The more one focuses on ethnic studies, gender studies or other social studies one must necessarily push other areas of studies back. There are only so many hours in a day and days in a year. It is important that our students, lagging in reading and mathematical skills, as well as critical thinking skills and scientific method, do not suffer further decline from their already abysmal levels. Sufficient teaching time for these critical skills are necessary to allow students to pursue constructive careers and participate responsibly in our economic and political lives. The key is how to add without subtracting.
The study of ethnicities, their experiences and their contributions need not be restricted to a dedicated class on the subject. I think this is where the debate went sideways. Why must there be a dedicated class? In fact, it arguably would be preferable to incorporate the study into other aspects of the pedagogy. Perhaps rather than teaching about race relations directly, one can learn indirectly, through the study of literature—James Baldwin, Ralph Ellison and others. And race also can be explored by studying the current western canon, including literature like Huckleberry Finn and musicals like West Side Story. These works can inform understanding and spark discussion, all while developing necessary reading and vocabulary skills.
Let’s study it all. Study the Buffalo Soldiers but also study what happened with the Tuskegee Airmen. Teach about Daniel Boone and John Johnson but also about the 54th Massachusetts Regiment in the Civil War and the Black Cowboys. One lesson should not be to the exclusion of the other.
In the words of someone smarter than I, “Universities [or secondary schools] must be brave enough to expose the warts on our society and humble enough not to require the answers of an orthodoxy that is preached. We should be expanding minds, not closing them.”
TWENTIETH CENTURY MUSIC, ART AND LITERATURE
I attended a public high school back in the days a public high school education was something of which to be proud. I studied physiology, Russian Literature, and Physiology. We had classes in sociology and psychology. But one of the best aspects of our education was the ability of students to choose their curriculum in English. In our Junior and Senior years, we chose a different class each quarter, having a voice in our choices. It would be a great idea today to empower students to choose the literature and genre they study.

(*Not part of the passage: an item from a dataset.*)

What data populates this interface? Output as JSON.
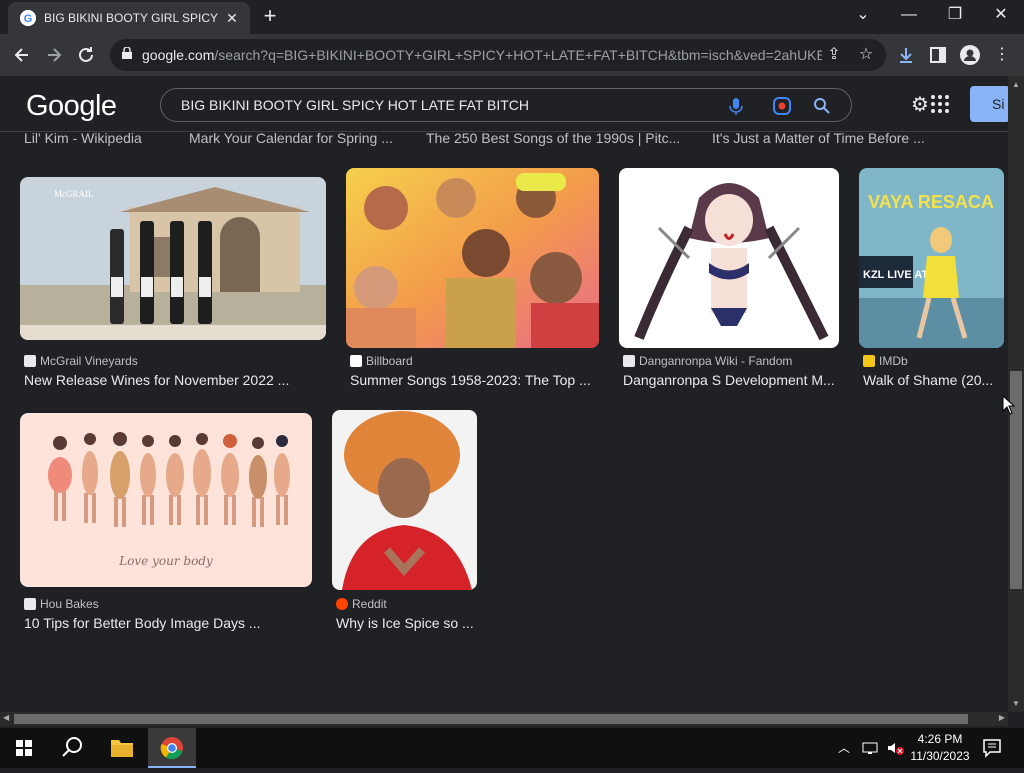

One of the best experiences was a class called “Twentieth Century Music, Art and Literature” (affectionately referred to as “20 MAL”). It was so successful that the teacher, Larry Klevos, added a “19 MAL” class as well. In these classes, we studied trends in these three art forms and their interrelationship with each other and with the social and political movements of the time. I will always remember listening in the dark to Stravinsky’s Firebird (or was it “Rite of Spring”?), with slides of popular artists on the screen at the front of the room. We would go home to read Ralph Bellamy and Frank Norris, addressing on the great social issues of the day. Through this interdisciplinary study, I believe we came out better educated and better prepared for the world.
One wondered whether the model from Mr. Klevos’s classes so many years ago could be the right model to study ethnicities and our shared successful and unsuccessful journey together.